Show me your grace on instagram @lifeyum and tag #theexhaleproject
xoxo
That is pretty much the real thing probably going on in a lot of mums minds right now. Its part of the routine change, children being home from school so everything has to come to a halt and shift gear. With my response to this it has helped me realize that somehow certain aspects needs to be routine (no matter what) i.e. listening to ourself and knowing what primary tasks to fit in. Mine is getting to the gym and preparing healthy food, if that is all I can do at least I’m doing something! and holding on to one part of myself.
As far as enjoying the children in the now, I think every mum looks back and says sometimes “if only I could do it all again.” I do. However at the time we do what we can do and sometime just being present and available for their needs is a comfort that mum is around. They watch us mess around in the kitchen making meals and other chores, which are all learning observations that they will take to their families one day. Maybe don’t try to hard on the now and just be now. Ha, maybe mum needs to let go to and chill with the children.
Thank you Lisa. I miss you and think about your strength often xo
Oh, dear Pamela! This: “Maybe don’t try too hard on the now and just be now. Ha, maybe mum needs to let go to and chill with the children.” Such good advice from one of the most wholehearted people I’ve met.

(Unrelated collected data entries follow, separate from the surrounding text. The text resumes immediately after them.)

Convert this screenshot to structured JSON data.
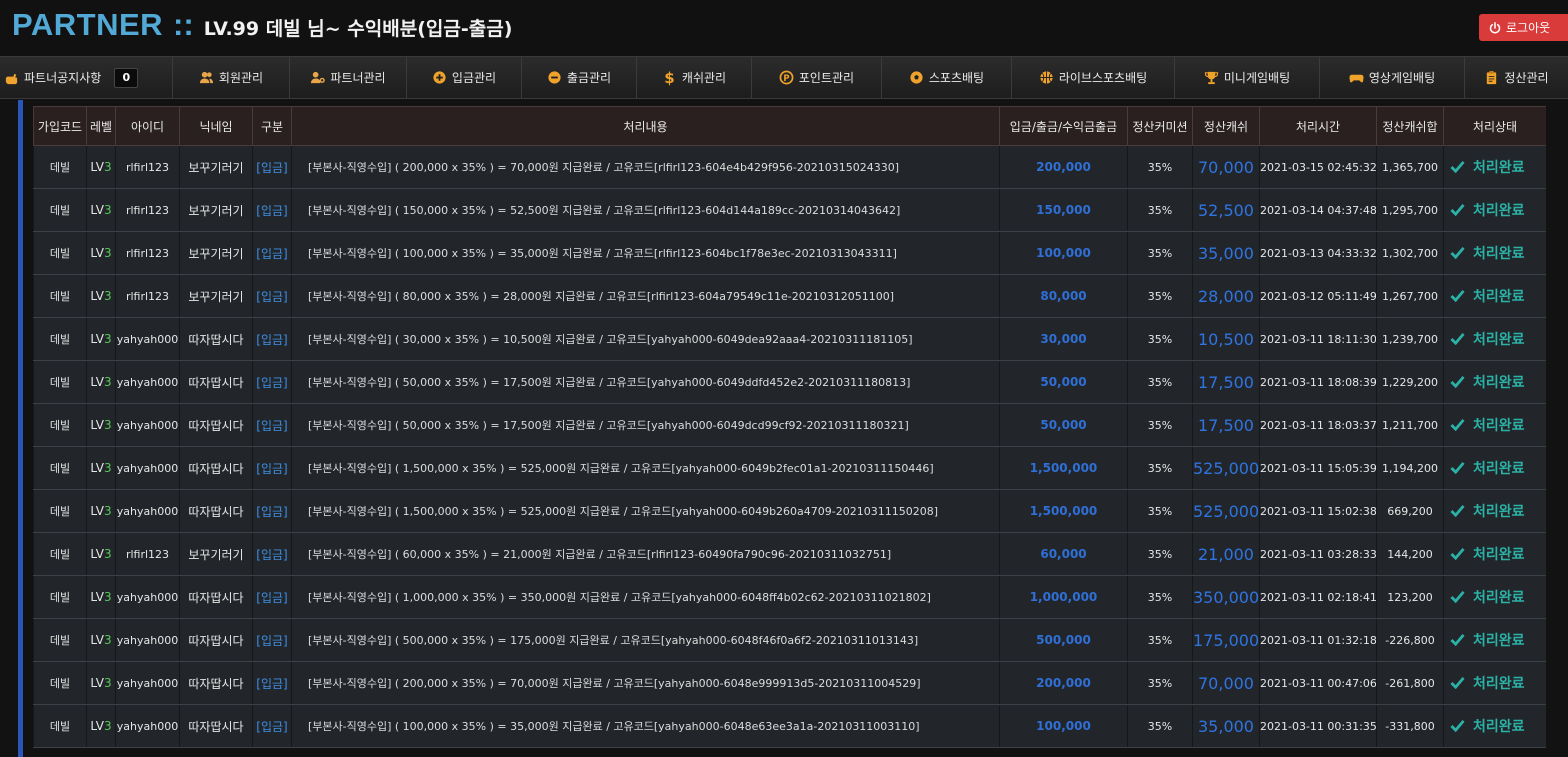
{
  "header": {
    "brand": "PARTNER",
    "separator": "::",
    "subtitle": "LV.99 데빌 님~ 수익배분(입금-출금)",
    "logout_label": "로그아웃"
  },
  "nav": {
    "items": [
      {
        "label": "파트너공지사항",
        "icon": "hand-pointer-icon",
        "badge": "0"
      },
      {
        "label": "회원관리",
        "icon": "users-icon"
      },
      {
        "label": "파트너관리",
        "icon": "user-gear-icon"
      },
      {
        "label": "입금관리",
        "icon": "plus-circle-icon"
      },
      {
        "label": "출금관리",
        "icon": "minus-circle-icon"
      },
      {
        "label": "캐쉬관리",
        "icon": "dollar-icon"
      },
      {
        "label": "포인트관리",
        "icon": "point-coin-icon"
      },
      {
        "label": "스포츠배팅",
        "icon": "soccer-ball-icon"
      },
      {
        "label": "라이브스포츠배팅",
        "icon": "basketball-icon"
      },
      {
        "label": "미니게임배팅",
        "icon": "trophy-icon"
      },
      {
        "label": "영상게임배팅",
        "icon": "gamepad-icon"
      },
      {
        "label": "정산관리",
        "icon": "clipboard-icon"
      }
    ]
  },
  "table": {
    "columns": [
      "가입코드",
      "레벨",
      "아이디",
      "닉네임",
      "구분",
      "처리내용",
      "입금/출금/수익금출금",
      "정산커미션",
      "정산캐쉬",
      "처리시간",
      "정산캐쉬합",
      "처리상태"
    ],
    "rows": [
      {
        "code": "데빌",
        "lv": "LV",
        "lvn": "3",
        "id": "rlfirl123",
        "nick": "보꾸기러기",
        "cat": "[입금]",
        "desc": "[부본사-직영수입] ( 200,000 x 35% ) = 70,000원 지급완료 / 고유코드[rlfirl123-604e4b429f956-20210315024330]",
        "amount": "200,000",
        "comm": "35%",
        "cash": "70,000",
        "time": "2021-03-15 02:45:32",
        "sum": "1,365,700",
        "status": "처리완료"
      },
      {
        "code": "데빌",
        "lv": "LV",
        "lvn": "3",
        "id": "rlfirl123",
        "nick": "보꾸기러기",
        "cat": "[입금]",
        "desc": "[부본사-직영수입] ( 150,000 x 35% ) = 52,500원 지급완료 / 고유코드[rlfirl123-604d144a189cc-20210314043642]",
        "amount": "150,000",
        "comm": "35%",
        "cash": "52,500",
        "time": "2021-03-14 04:37:48",
        "sum": "1,295,700",
        "status": "처리완료"
      },
      {
        "code": "데빌",
        "lv": "LV",
        "lvn": "3",
        "id": "rlfirl123",
        "nick": "보꾸기러기",
        "cat": "[입금]",
        "desc": "[부본사-직영수입] ( 100,000 x 35% ) = 35,000원 지급완료 / 고유코드[rlfirl123-604bc1f78e3ec-20210313043311]",
        "amount": "100,000",
        "comm": "35%",
        "cash": "35,000",
        "time": "2021-03-13 04:33:32",
        "sum": "1,302,700",
        "status": "처리완료"
      },
      {
        "code": "데빌",
        "lv": "LV",
        "lvn": "3",
        "id": "rlfirl123",
        "nick": "보꾸기러기",
        "cat": "[입금]",
        "desc": "[부본사-직영수입] ( 80,000 x 35% ) = 28,000원 지급완료 / 고유코드[rlfirl123-604a79549c11e-20210312051100]",
        "amount": "80,000",
        "comm": "35%",
        "cash": "28,000",
        "time": "2021-03-12 05:11:49",
        "sum": "1,267,700",
        "status": "처리완료"
      },
      {
        "code": "데빌",
        "lv": "LV",
        "lvn": "3",
        "id": "yahyah000",
        "nick": "따자땁시다",
        "cat": "[입금]",
        "desc": "[부본사-직영수입] ( 30,000 x 35% ) = 10,500원 지급완료 / 고유코드[yahyah000-6049dea92aaa4-20210311181105]",
        "amount": "30,000",
        "comm": "35%",
        "cash": "10,500",
        "time": "2021-03-11 18:11:30",
        "sum": "1,239,700",
        "status": "처리완료"
      },
      {
        "code": "데빌",
        "lv": "LV",
        "lvn": "3",
        "id": "yahyah000",
        "nick": "따자땁시다",
        "cat": "[입금]",
        "desc": "[부본사-직영수입] ( 50,000 x 35% ) = 17,500원 지급완료 / 고유코드[yahyah000-6049ddfd452e2-20210311180813]",
        "amount": "50,000",
        "comm": "35%",
        "cash": "17,500",
        "time": "2021-03-11 18:08:39",
        "sum": "1,229,200",
        "status": "처리완료"
      },
      {
        "code": "데빌",
        "lv": "LV",
        "lvn": "3",
        "id": "yahyah000",
        "nick": "따자땁시다",
        "cat": "[입금]",
        "desc": "[부본사-직영수입] ( 50,000 x 35% ) = 17,500원 지급완료 / 고유코드[yahyah000-6049dcd99cf92-20210311180321]",
        "amount": "50,000",
        "comm": "35%",
        "cash": "17,500",
        "time": "2021-03-11 18:03:37",
        "sum": "1,211,700",
        "status": "처리완료"
      },
      {
        "code": "데빌",
        "lv": "LV",
        "lvn": "3",
        "id": "yahyah000",
        "nick": "따자땁시다",
        "cat": "[입금]",
        "desc": "[부본사-직영수입] ( 1,500,000 x 35% ) = 525,000원 지급완료 / 고유코드[yahyah000-6049b2fec01a1-20210311150446]",
        "amount": "1,500,000",
        "comm": "35%",
        "cash": "525,000",
        "time": "2021-03-11 15:05:39",
        "sum": "1,194,200",
        "status": "처리완료"
      },
      {
        "code": "데빌",
        "lv": "LV",
        "lvn": "3",
        "id": "yahyah000",
        "nick": "따자땁시다",
        "cat": "[입금]",
        "desc": "[부본사-직영수입] ( 1,500,000 x 35% ) = 525,000원 지급완료 / 고유코드[yahyah000-6049b260a4709-20210311150208]",
        "amount": "1,500,000",
        "comm": "35%",
        "cash": "525,000",
        "time": "2021-03-11 15:02:38",
        "sum": "669,200",
        "status": "처리완료"
      },
      {
        "code": "데빌",
        "lv": "LV",
        "lvn": "3",
        "id": "rlfirl123",
        "nick": "보꾸기러기",
        "cat": "[입금]",
        "desc": "[부본사-직영수입] ( 60,000 x 35% ) = 21,000원 지급완료 / 고유코드[rlfirl123-60490fa790c96-20210311032751]",
        "amount": "60,000",
        "comm": "35%",
        "cash": "21,000",
        "time": "2021-03-11 03:28:33",
        "sum": "144,200",
        "status": "처리완료"
      },
      {
        "code": "데빌",
        "lv": "LV",
        "lvn": "3",
        "id": "yahyah000",
        "nick": "따자땁시다",
        "cat": "[입금]",
        "desc": "[부본사-직영수입] ( 1,000,000 x 35% ) = 350,000원 지급완료 / 고유코드[yahyah000-6048ff4b02c62-20210311021802]",
        "amount": "1,000,000",
        "comm": "35%",
        "cash": "350,000",
        "time": "2021-03-11 02:18:41",
        "sum": "123,200",
        "status": "처리완료"
      },
      {
        "code": "데빌",
        "lv": "LV",
        "lvn": "3",
        "id": "yahyah000",
        "nick": "따자땁시다",
        "cat": "[입금]",
        "desc": "[부본사-직영수입] ( 500,000 x 35% ) = 175,000원 지급완료 / 고유코드[yahyah000-6048f46f0a6f2-20210311013143]",
        "amount": "500,000",
        "comm": "35%",
        "cash": "175,000",
        "time": "2021-03-11 01:32:18",
        "sum": "-226,800",
        "status": "처리완료"
      },
      {
        "code": "데빌",
        "lv": "LV",
        "lvn": "3",
        "id": "yahyah000",
        "nick": "따자땁시다",
        "cat": "[입금]",
        "desc": "[부본사-직영수입] ( 200,000 x 35% ) = 70,000원 지급완료 / 고유코드[yahyah000-6048e999913d5-20210311004529]",
        "amount": "200,000",
        "comm": "35%",
        "cash": "70,000",
        "time": "2021-03-11 00:47:06",
        "sum": "-261,800",
        "status": "처리완료"
      },
      {
        "code": "데빌",
        "lv": "LV",
        "lvn": "3",
        "id": "yahyah000",
        "nick": "따자땁시다",
        "cat": "[입금]",
        "desc": "[부본사-직영수입] ( 100,000 x 35% ) = 35,000원 지급완료 / 고유코드[yahyah000-6048e63ee3a1a-20210311003110]",
        "amount": "100,000",
        "comm": "35%",
        "cash": "35,000",
        "time": "2021-03-11 00:31:35",
        "sum": "-331,800",
        "status": "처리완료"
      }
    ]
  },
  "colors": {
    "brand": "#52a9d6",
    "logout": "#d93a3a",
    "link_blue": "#2f74e0",
    "status_teal": "#2bb2a6",
    "level_green": "#58c858"
  }
}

Miss you so and thank you for this.
As you know, I didn’t even have the word ‘grace’ in my vocabulary for most of my life. I was self-centered, opinionated and judgmental. By the grace of others, I managed to bounce, relatively unscathed, from one great opportunity to another and one wonderful relationship to another. Like you I found myself in a loving relationship that I couldn’t have possible imagined I would ever deserve let along be a part of . . . and yet, I felt like I had not reached my potential and I struggled to keep my hyper-criticism of all things great and small under control. Six years into our marriage, I was diagnosed with Stage 4 cancer, underwent a partial radical neck dissection, chemo/radiation, and then 16 weeks of hyperbaric oxygen therapy, followed by another year of PT. That covers 2011-2013. 2014-2015 started out with our move to Denver for quality of life reasons. In December my mother died, and in February my father died. Again, I struggled to make sense of it all, to stay centered with limited success. Two things help me find lightness of being. First and foremost, I was advised by a colleague to start any meditation or prayers with first a prayer of gratitude for what I do have, need, love. Second, I find selecting a playlist to fill my indoor space with music while i work often changes my mood in the same way a good run can. I know it’s not a panacea, but I wanted to share what helps me mainly because your blog is written well enough that I could feel your frustration and wanted you to know someone like me was listening, could identify (even though we did not have 6 kids!), and is sending some white light your way.
What an incredibly beautiful and helpful note, Jack. I love and appreciate every word, and can’t imagine what you’ve (and your wife) been through with cancer and the loss of your parents. But I can see and feel your grace.
Thank you so much for writing and sending you love.